Vlad,
For any given words there are usually different definitions so let's start with Omni, derived from the latin. When proponents or opponents of the ''God of the Omnis'' for instance talk about omnipotence do they mean a God that can do literally everything including the absurd or impossible...or do they mean just the possible? Or does it mean all the power there can possibly be derives from God Similarly, since Benevolence is a felt thing or a subjective emotion there must be as many definitions of it as there are people
A “god of the omnis” is
your claim, so it’s
your job to tell us what
you mean by it. If though by “omniscient” you actually mean “knows lots of things, but not the consequences of his actions” or some such that’s a fundamental redefinition of the term, and it’s special pleading to boot.
Omnimonstrous and maybe just monstrous suffers from the same definitional problems as omnibenevolence in that it is immeasureable, and often felt and subjective. But for those who hold to moral realism or even people like yourself who do when it suits let us examine God. He creates potential and that which has potential. Is that in itself a monstrous thing? If not how far along the heirarchy does it become monstrous?
Gibberish. If someone plants a bomb in a crowded railway station and then walks way, he’s responsible for the carnage that ensues. That’s what your god story entails when he sets in train “creations” that lead eventually to babies having brain cancer.
If we have ruled out physical design and specific creation at any level then we can't think of anything going wrong.

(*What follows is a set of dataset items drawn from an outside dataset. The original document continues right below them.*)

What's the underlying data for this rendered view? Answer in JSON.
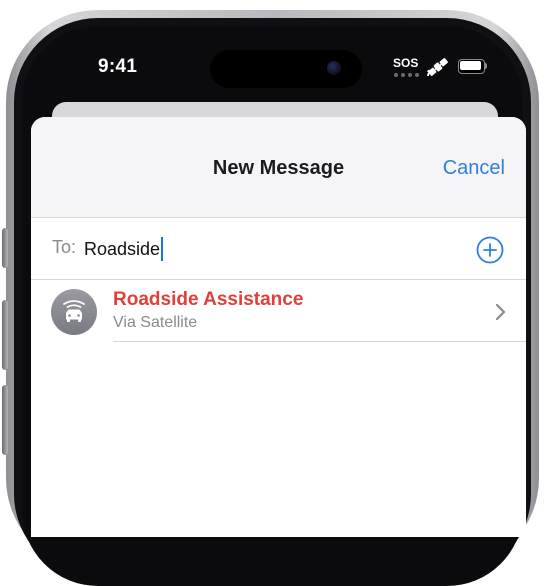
{
  "status_bar": {
    "time": "9:41",
    "sos": "SOS",
    "icons": [
      "satellite-icon",
      "battery-icon"
    ],
    "battery_level": 1.0
  },
  "sheet": {
    "title": "New Message",
    "cancel_label": "Cancel"
  },
  "recipient": {
    "label": "To:",
    "value": "Roadside",
    "add_icon": "plus-circle-icon"
  },
  "suggestions": [
    {
      "name": "Roadside Assistance",
      "subtitle": "Via Satellite",
      "icon": "car-icon",
      "accessory": "chevron-right-icon"
    }
  ],
  "colors": {
    "accent": "#2f7fd8",
    "suggestion_name": "#e0403a",
    "secondary_text": "#8a8a8e",
    "header_background": "#f5f5f7"
  }
}
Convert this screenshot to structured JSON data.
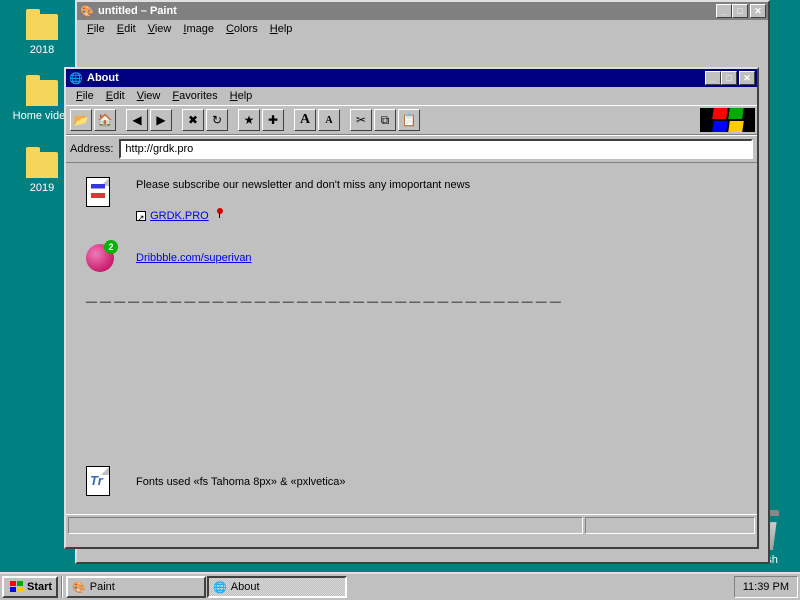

Non sequitur. “…physical design and specific creation” is still your claim, and it goes wrong because babies get brain cancer as a result.
I think you mean how did man go wrong?
Then, as so often, you think wrongly. I meant how did the god of your story go wrong.
By making the wrong moral choice since we cannot say physics can go wrong.
So where are you getting your idea of something going wrong from?
So babies get brain cancer because other people make wrong moral choices?
Is that really what you want to claim?
Are miracles illogical though?
Yes.
Answer nowhere near as absurd as Square circles, black being the same as white, infinite regression, composite necessary beings, circular heirarchies, contingency without necessity etc
1. Category error. You’ve cheated by lumping together logical impossibilities (eg square circles) with logical possibilities (eg contingency without necessity).
2. What scale of illogicality are you applying here that makes you think someone being actually dead for a bit and then alive again for example is less absurd than any other absurd claim?
Once again, your inability to reason is letting you down here.